We know that a morphism $\phi$ between two presheaves $\mathcal {F}$ and $\mathcal {G}$ on a topological space $X$ is the data of maps $$\phi(U):\mathcal {F}(U) \to \mathcal {G}(U)$$ $\forall \ U$ open in $X$ such that the following diagram
$\require{AMScd}$ \begin{CD} \mathcal {F}(V) @>\phi(V)>> \mathcal {G}(V)\\ @V Res_{V,U} V V @VV res_{V,U} V\\ \mathcal {F}(U) @>\phi(U)>> \mathcal {G}(U) \end{CD} commutes for every inclusion $U \subset V$ in $X$. Now , if $\mathcal {F}$ and $\mathcal {G}$ are $\mathcal O_X$ modules (where $(X, \mathcal O_X)$ is a ringed space) then morphisms between them are essentially the data of abelian group morphisms $$\phi(U):\mathcal {F}(U) \to \mathcal {G}(U)$$ $\forall \ U$ open in $X$ such that for them ,the above diagrams commute for each inclusion.
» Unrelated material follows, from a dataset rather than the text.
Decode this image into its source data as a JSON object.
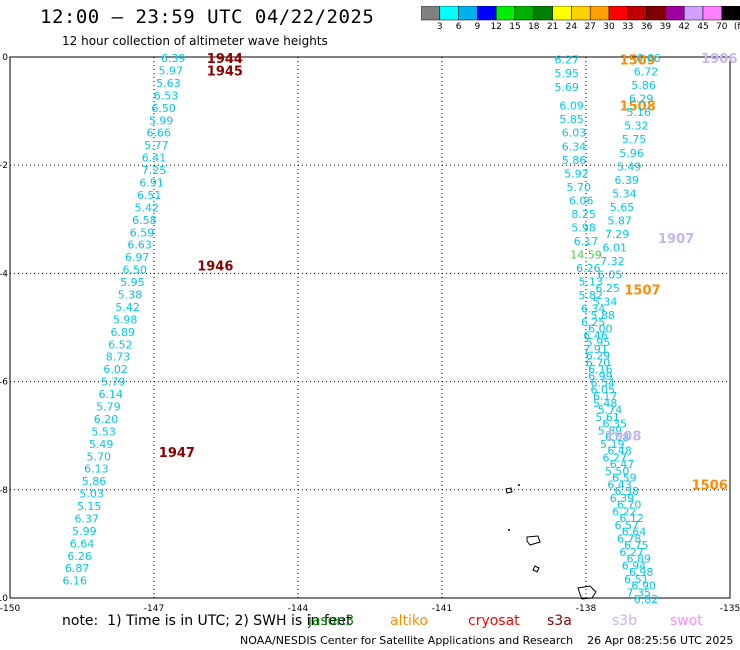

Now everywhere it is written that this morphism is same as the data of maps$$\phi(U):\mathcal {F}(U) \to \mathcal {G}(U)$$ $\forall \ U$ open in $X$ which are $\mathcal O_X(U)$ module morphisms. But I have tried a number of times to prove that the property of being abelian group homomorphism together with the compatibility of restriction maps (which we get by virtue of $\mathcal F$ and $\mathcal G$ being $\mathcal O_X$ modules) implies that $\phi(U)$'s are $\mathcal O_X$ module morphisms and conversely if we have a bunch of $\mathcal O_X$ module morphisms from $\mathcal F(U)$ to $\mathcal G(U)$ ,then automatically the aforesaid diagram will commute giving rise to morphism from $\mathcal F$ to $\mathcal G$, and I have failed to see the reason why it should be so.The main difficulty is taking $a\in \mathcal O_X(U)$ out of the expression $\phi(U)(a.f)$ for any $f\in \mathcal F(U)$(I have mainly used compatibility condition to show that those abelian group morphisms are indeed appropriate module morphism). I hope once this part is clear, the converse will be easier to see.
Any help from anyone is welcome.